このような背景から、画像を含めた商品情報をデジタル化し一元管理できるGAMEDIOSは、まさに探し求めていたソリューションだったと小泉氏は語る。
導入の効果は劇的だったそうだ。
「商品写真情報の管理精度は向上し、画像データの貸し出し依頼に関しても、問い合わせがあったらクライアントPC上ですぐに検索できる。それまでの、ポジの現物を手作業で探していたのに較べれば、はるかに効率化されました」また、思わぬ副産物としてカタログ情報内容の見直しという効果もあったそうだ。「情報インフラが整備されたことで、カタログに記載すべき情報が洗い直されました。以前に較べて、より効果的な情報発信が可能になっていると思います」と小泉氏は語った。
商品情報の発信に、なくてはならない存在
さて、現在はどのような運用状況なのだろうか。YKK AP取り扱いアイテムのほぼすべてのデータがGAMEDIOSに収蔵されているそうだ。「廃番になってしまった商品にも問い合わせがありますから、GAMEDIOSから消去できないのです。そのようなアイテムも入れると27,000点以上の商品情報が入っています」
情報更新については「新製品がリリースされればその都度、情報は更新しています。だいたい春先は件数が多いですね。画像の点数だけでいえば、2004年度は1〜4月だけで5,000点ほどありました。特に昨年はサッシのサイズの規格が変更されたので例年の2倍以上の新製品リリースがあったのです」
また、「弊社の商品は画像、特に色が重要です。弊社では色の規格として5色の基本色を用意していますが、ほとんどのアイテムでGAMEDIOS内の画像データにも5色展開が求められますから、どうしても画像の点数が多くなってしまうのです」とのことだ。

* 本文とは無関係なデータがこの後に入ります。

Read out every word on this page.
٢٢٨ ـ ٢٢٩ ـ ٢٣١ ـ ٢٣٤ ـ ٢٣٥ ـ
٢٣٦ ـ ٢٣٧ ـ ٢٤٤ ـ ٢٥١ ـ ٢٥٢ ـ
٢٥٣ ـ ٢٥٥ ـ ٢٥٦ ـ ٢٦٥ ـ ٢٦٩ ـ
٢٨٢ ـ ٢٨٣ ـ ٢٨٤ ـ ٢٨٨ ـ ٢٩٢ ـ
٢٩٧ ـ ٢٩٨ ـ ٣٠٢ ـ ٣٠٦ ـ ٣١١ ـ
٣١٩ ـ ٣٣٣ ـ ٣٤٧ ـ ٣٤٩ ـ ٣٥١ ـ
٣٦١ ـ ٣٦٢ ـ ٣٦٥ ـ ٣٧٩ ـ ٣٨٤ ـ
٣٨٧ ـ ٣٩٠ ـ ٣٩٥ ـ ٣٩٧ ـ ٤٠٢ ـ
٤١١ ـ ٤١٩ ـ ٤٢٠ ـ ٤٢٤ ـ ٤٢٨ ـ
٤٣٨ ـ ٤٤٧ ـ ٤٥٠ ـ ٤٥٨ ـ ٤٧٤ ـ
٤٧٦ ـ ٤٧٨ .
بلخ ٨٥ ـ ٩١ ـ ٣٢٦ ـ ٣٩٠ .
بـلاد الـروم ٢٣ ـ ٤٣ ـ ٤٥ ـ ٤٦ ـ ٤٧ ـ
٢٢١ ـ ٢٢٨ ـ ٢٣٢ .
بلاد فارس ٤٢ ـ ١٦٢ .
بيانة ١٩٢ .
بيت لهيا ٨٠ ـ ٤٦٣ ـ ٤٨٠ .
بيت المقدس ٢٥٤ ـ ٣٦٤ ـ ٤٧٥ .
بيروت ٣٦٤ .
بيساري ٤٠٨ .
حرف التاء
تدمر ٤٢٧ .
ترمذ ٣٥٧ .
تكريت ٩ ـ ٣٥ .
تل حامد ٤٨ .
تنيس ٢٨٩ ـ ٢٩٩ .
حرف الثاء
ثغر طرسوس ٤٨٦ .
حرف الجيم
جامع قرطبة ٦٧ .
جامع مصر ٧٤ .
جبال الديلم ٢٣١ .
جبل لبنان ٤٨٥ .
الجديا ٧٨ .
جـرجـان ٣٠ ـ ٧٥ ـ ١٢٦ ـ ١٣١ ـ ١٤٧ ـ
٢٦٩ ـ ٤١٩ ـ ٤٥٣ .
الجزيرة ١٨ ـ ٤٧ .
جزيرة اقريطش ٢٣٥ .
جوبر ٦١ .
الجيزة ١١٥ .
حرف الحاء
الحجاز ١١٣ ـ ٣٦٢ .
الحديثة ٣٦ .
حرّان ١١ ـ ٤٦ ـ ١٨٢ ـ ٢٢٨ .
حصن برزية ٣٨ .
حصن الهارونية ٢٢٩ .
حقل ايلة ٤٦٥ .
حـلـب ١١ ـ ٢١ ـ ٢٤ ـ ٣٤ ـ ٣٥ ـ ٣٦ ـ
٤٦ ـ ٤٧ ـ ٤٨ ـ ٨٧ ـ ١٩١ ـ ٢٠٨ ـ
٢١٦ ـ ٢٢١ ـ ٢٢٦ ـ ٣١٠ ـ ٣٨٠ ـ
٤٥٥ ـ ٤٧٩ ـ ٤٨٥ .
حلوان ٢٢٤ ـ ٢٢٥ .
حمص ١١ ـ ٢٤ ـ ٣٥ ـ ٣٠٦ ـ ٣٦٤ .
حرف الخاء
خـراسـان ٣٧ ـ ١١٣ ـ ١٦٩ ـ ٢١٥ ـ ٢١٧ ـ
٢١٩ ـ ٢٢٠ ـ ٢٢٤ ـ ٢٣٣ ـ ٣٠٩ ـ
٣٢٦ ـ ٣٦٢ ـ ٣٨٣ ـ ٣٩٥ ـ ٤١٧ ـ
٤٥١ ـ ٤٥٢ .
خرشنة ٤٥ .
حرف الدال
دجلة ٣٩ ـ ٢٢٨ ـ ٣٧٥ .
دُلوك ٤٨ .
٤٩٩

それらの膨大な情報をベースに紙のカタログが作られるほか、MediaPress-Netへの情報配信や、MediaPressを使用してのCD-ROMカタログの制作、さらには社内用提案書作成システムに向けてのJPEGデータ出力など、さまざまな情報発信が実施されている。
「外に出す商品画像情報のほぼすべてがGAMEDIOSをソースにしています。その意味ではもはや、なくてはならない存在です」
YKK APは数多いユーザ企業の中でも、有効かつ頻繁にGAMEDIOSを使いこなしている企業といえるだろう。
- MediaPress-Net : 凸版印刷が運営する住宅設備、建材、文具、インテリア業界を始めとする商品情報カタログサイト。74社の掲載商品、37万点の商品情報・画像・CADを無料で検索・ダウンロード可能。
- MediaPress : 凸版印刷が提供するCD-ROM電子カタログ。